The Effects of these Visitations and the Restoration of the Covenant

v. 34. Then shall the land enjoy her Sabbaths, as long as it lieth desolate, and ye be in your enemies' land; even then shall the land rest and enjoy her Sabbaths. It is here implied that Israel, in its revolt against Jehovah and His commandments, would omit the observance of the sabbatical years, and that the land, suffering under the oppression of this greed, would feel the relief brought about by the deportation of the owners.

v. 35. As long as it lieth desolate, it shall rest, because it did not rest in your Sabbaths when ye blood upon it.

v. 36. And upon them that are left alive of you I will send a faintness into their hearts in the lands of their enemies, filling their hearts with a cowardly fear, with the despondency of an unreasonable terror; and the sound of a shaken leaf shall chase them; and they shall flee, as fleeing from a sword; and they shall fall when none pursueth, victims more of their own terror than of any harm done to them by their enemies,

v. 37. And they shall fall one upon another, as it were before a sword, when none pursueth; and ye shall have no power to stand before your enemies.

v. 38. And ye shall perish among the heathen, and the land of your enemies shall eat you up. Cf Numbers 13-32; Eze 36:13.

v. 39. And they that are left of you shall pine away in their iniquity in your enemies' lands, So long as they remain in their unrepentant attitude toward God; and also in the iniquities of their fathers shall they pine away with them; for if the children follow in the footsteps of their sinful parents, the sins of the latter are visited upon them also. But now the mercy of the Lord comes into the foreground Again.

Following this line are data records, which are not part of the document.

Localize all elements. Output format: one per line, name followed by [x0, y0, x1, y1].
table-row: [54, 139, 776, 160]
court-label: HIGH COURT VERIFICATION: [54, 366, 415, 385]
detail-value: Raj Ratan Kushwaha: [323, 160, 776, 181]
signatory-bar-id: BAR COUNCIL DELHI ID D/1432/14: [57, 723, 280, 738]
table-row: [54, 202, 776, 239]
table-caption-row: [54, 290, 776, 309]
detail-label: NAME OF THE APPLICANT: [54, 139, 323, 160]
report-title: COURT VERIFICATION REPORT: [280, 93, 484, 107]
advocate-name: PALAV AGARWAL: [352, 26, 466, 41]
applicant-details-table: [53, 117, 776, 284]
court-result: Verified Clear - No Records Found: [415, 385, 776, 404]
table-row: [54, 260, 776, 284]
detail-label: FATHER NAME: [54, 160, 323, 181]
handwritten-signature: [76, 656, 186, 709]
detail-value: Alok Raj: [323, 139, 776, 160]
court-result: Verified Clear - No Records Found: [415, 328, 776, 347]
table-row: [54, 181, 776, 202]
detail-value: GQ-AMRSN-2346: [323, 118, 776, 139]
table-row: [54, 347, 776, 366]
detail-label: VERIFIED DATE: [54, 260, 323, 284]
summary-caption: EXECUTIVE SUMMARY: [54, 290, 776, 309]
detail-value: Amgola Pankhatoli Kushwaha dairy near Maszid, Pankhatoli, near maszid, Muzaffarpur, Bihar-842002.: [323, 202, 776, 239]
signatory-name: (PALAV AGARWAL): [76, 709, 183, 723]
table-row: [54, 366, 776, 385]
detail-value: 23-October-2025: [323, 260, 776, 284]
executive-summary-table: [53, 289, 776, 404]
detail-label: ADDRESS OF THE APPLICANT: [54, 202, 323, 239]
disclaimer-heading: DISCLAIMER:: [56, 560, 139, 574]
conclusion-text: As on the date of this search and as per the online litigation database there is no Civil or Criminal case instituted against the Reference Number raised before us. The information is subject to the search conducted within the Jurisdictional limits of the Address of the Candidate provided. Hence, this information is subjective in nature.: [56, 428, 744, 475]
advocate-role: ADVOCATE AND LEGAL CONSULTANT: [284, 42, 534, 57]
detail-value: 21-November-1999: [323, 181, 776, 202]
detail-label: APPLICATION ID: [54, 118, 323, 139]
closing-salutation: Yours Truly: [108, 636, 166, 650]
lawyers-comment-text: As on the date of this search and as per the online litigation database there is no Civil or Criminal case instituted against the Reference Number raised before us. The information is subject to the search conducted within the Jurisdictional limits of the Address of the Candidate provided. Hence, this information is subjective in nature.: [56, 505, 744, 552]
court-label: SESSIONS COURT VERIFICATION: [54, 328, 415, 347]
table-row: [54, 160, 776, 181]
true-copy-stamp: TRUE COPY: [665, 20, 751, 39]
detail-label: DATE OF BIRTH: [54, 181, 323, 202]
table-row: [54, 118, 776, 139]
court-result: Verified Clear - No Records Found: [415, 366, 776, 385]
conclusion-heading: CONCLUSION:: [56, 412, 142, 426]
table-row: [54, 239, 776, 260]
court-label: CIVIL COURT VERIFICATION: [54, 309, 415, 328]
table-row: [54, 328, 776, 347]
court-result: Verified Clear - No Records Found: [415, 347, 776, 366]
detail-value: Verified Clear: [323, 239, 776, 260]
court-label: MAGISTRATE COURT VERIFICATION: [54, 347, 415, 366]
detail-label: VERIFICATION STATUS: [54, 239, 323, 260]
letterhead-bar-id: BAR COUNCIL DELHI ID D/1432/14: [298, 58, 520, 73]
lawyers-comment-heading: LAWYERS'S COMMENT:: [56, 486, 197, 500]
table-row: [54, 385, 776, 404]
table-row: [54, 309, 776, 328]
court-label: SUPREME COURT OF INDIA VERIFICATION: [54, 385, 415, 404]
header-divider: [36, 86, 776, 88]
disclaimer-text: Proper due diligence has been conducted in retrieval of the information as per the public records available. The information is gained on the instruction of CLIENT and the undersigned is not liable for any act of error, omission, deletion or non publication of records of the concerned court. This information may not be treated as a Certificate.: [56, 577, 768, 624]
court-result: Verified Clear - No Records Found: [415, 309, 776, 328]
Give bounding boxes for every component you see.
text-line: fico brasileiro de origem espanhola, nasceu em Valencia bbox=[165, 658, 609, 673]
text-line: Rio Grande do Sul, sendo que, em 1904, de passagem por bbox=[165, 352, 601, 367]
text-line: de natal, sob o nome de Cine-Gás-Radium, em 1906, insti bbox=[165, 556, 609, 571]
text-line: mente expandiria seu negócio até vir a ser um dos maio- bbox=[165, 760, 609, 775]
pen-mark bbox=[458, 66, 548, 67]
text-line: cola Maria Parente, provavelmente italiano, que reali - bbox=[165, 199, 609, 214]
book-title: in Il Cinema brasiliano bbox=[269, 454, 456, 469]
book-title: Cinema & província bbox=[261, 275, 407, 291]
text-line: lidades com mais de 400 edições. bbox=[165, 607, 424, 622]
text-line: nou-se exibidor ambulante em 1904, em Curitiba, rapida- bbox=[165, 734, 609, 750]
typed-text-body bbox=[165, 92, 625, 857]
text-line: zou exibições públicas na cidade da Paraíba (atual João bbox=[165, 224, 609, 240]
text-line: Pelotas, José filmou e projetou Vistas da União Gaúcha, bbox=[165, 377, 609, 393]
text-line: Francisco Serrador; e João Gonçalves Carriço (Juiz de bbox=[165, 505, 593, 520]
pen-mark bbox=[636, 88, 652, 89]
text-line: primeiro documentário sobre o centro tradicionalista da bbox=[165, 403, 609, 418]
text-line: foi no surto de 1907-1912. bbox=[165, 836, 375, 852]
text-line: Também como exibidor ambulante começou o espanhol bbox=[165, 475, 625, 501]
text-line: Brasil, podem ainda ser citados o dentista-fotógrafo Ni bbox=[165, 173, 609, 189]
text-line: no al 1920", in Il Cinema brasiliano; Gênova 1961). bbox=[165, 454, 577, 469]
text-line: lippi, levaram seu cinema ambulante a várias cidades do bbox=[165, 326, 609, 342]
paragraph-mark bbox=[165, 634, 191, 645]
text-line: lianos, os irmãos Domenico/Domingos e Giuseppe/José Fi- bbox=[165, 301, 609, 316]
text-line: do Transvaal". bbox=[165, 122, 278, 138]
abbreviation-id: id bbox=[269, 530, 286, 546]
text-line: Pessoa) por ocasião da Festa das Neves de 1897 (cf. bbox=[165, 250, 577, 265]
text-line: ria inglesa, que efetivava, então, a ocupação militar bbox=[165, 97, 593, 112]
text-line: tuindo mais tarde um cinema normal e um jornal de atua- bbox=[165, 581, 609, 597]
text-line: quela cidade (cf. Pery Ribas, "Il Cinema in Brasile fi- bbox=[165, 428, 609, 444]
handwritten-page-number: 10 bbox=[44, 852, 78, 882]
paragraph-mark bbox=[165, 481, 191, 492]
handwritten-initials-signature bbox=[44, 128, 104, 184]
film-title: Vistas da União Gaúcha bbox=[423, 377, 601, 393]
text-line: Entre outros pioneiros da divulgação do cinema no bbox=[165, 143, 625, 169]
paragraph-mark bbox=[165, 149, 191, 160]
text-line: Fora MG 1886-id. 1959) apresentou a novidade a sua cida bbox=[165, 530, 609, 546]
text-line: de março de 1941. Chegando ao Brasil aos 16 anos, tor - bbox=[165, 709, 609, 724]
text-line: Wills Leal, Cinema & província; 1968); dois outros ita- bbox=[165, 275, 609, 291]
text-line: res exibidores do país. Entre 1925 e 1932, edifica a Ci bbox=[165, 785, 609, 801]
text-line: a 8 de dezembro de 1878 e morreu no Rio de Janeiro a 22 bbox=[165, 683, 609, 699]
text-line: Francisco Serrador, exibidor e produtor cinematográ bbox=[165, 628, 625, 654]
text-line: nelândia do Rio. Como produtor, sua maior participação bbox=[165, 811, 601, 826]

v. 40. If they shall confess their iniquity and the iniquity of their fathers, the guilt which they brought upon themselves by their misdeeds, with their trespass which they trespassed against Me, and that also they have walked contrary unto Me, an open confession being necessary to show the sincerity of their repentance;

v. 41. and that I also have walked contrary unto them, and have brought them into the land of their enemies, thereby freely acknowledging that they were suffering a well-deserved punishment; if then their uncircumcised hearts be humbled, and they then accept of the punishment of their iniquity,

v. 42. then will I remember My covenant with Jacob, and also My covenant with Isaac, and also my covenant with Abraham will I remember, with all the blessings promised therein; and I will remember the land, turn back to it with thoughts of love and kindness.

v. 43. The land also shall be left of them, and shall enjoy her Sabbaths, while she lieth desolate without them, being free from the oppression of a population that disregarded the will of the Lord; and they shall accept of the punishment of their iniquity, bowing their backs to the Lord's chastening rod; because, even because they despised My judgments, and because their soul abhorred My statutes.

v. 44. And yet for all that, when they be in the land of their enemies, when it seems that they are absolutely forsaken by God, I will not cast them away, neither will I abhor them to destroy them utterly, for that had not been the purpose of His punishment in the first place, and to break My covenant with them; for I am the Lord, their God, who always has mercy upon the repentant sinner.

v. 45. But I will for their sakes remember the covenant of their ancestors, whom I brought forth out of the land of Egypt in the sight of the heathen. I am the Lord. In this way the punishment of the Lord would finally result in blessing the people, in bringing them back to the fellowship of the covenant which He had never repudiated.

v. 46. These are the statutes and judgments and laws which the Lord made between Him and the children of Israel in Mount Sinai by the hand of Moses. The history of Israel, as foreshadowed in this Chapter, is an example of warning to all men. Unto those that are disobedient to the truth the Lord will render tribulation and anguish, Rom 2:8-9. He will in flaming fire take vengeance on them that know not God, that obey not the Gospel of our Lord Jesus Christ, 2Th 1:8-9. But His mercy is always ready to turn to those that come to Him with a sorrowful and repentant heart.